Abraham Lincoln to John M. Bush, 18 August 18391
J. M. Bush, Esq[Esquire]My dear Sir:
Your letter is received– My Opinion is that the Will can not be set aside in toto; that the real wife may, nevertheless, have all the ^legal^ rights of a wife– Specific Articles, thirds– Dower &c[etc] and that the grandson may compel a conveyance of the land to him, which was purchased with his father's money, with that understanding, and that the son "William" will probably in that case lose the bequest of $170– Better file a Petition for Dower of the wife– and a Bill for conveyance, for grandson, soon, so that purchasers can not take without notice. If I do not write again in two or three days, hold these as my mature opinions–2
About my engaging in the case, we will talk when we meet at court.3
Very truly Yours &cA. Lincoln
<Page 2>
SPRINGFIELD Ill.[Illinois]
J. M. Bush EsqTremontIlls–
[ docketing ]
A. Lincoln— Springfield
Aug 19th
1Abraham Lincoln wrote and signed this letter, include the address on the last sheet, which was folded to create an envelope.
2“Dower” is a term that refers to the legally protected lifetime right of a woman to one-third of her husband’s lands and personal property. Dower was intended to provide for the support of a widow and her children. Because of this, a husband could not convey property without the consent of his wife. Conveyance is the transfer of title to land from one person, or class of persons, to another by deed or other written instrument.

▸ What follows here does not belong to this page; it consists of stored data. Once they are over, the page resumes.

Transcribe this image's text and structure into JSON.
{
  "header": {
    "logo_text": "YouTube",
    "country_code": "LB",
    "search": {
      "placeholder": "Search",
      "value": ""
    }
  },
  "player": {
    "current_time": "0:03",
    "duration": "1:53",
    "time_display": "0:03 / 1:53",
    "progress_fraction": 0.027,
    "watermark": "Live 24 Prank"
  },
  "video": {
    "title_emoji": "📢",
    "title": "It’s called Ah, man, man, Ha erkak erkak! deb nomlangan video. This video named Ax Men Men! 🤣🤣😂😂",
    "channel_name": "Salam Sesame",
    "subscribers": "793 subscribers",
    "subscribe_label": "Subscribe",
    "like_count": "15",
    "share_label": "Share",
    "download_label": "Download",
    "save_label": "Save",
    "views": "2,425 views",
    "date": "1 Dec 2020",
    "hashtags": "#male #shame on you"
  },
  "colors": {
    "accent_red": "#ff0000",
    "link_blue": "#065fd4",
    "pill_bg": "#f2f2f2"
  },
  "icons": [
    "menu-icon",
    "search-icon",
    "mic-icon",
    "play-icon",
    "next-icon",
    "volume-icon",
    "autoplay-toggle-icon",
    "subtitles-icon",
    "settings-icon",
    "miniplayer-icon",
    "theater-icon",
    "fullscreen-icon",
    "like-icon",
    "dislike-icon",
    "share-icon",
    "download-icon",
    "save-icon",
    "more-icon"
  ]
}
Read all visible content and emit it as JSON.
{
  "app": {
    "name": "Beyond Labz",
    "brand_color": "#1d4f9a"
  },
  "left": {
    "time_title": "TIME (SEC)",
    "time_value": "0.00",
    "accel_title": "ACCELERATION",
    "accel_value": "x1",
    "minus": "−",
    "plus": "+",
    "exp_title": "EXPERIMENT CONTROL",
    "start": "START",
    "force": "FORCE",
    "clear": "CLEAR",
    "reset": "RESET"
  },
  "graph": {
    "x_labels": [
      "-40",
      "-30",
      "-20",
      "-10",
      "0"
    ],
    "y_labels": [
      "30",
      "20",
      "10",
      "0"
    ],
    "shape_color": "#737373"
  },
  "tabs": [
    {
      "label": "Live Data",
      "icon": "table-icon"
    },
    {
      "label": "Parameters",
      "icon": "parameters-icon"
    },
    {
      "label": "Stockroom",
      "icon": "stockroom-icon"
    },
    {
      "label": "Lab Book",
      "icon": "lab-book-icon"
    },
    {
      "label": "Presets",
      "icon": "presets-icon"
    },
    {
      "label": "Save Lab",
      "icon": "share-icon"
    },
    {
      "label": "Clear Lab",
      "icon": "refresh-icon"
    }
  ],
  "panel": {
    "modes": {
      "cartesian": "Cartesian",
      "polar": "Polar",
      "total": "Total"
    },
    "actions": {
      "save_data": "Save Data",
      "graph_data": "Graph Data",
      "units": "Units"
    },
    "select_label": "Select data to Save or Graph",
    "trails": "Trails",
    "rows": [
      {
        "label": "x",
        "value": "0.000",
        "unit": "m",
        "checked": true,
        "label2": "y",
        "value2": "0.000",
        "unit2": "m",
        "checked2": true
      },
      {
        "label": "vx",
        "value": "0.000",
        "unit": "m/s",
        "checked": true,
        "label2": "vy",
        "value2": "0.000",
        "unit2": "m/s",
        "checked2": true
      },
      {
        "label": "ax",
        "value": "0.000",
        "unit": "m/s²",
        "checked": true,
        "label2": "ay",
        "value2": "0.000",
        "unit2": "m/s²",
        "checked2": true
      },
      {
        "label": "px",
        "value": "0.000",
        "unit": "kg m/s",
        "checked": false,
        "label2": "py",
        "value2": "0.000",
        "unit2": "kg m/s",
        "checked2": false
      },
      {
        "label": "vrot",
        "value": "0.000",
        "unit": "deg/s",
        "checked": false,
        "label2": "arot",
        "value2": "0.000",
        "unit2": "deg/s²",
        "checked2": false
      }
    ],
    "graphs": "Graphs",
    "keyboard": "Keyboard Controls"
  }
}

Christopher A. Schnell, “Wives, Widows, and Will Makers: Woman and the Law of Property,” In Tender Consideration: Women, Families, and the Law in Abraham Lincoln’s Illinois (Urbana: University of Illinois Press, 2003), 129, 133; Joan R. Gundersen, “Women and Inheritance in America,” Inheritance and Wealth in America, ed. by Robert K. Miller Jr. and Stephen J. McNamee (New York: Springer Science and Business Media, 1998), 94; Henry Campbell Black, Black’s Law Dictionary, 6th ed. (St. Paul, MN: West, 1990), 333.
3Lincoln would be in Pekin for the fall session of the Tazewell County Circuit Court, from September 20 to September 25, 1849.
Whether John M. Bush followed Lincoln’s advice and initiated lawsuits to protect the rights of the decedent's widow and heirs is unknown, as are the identities of the widow and heirs.
The Lincoln Log: A Daily Chronology of the Life of Abraham Lincoln, 20 September 1849, http://www.thelincolnlog.org/Results.aspx?type=CalendarDay&day=1849-09-20; 25 September 1849, http://www.thelincolnlog.org/Results.aspx?type=CalendarDay&day=1849-09-25.

Autograph Letter Signed, 2 page(s), Grinnell College (Grinnell, IA).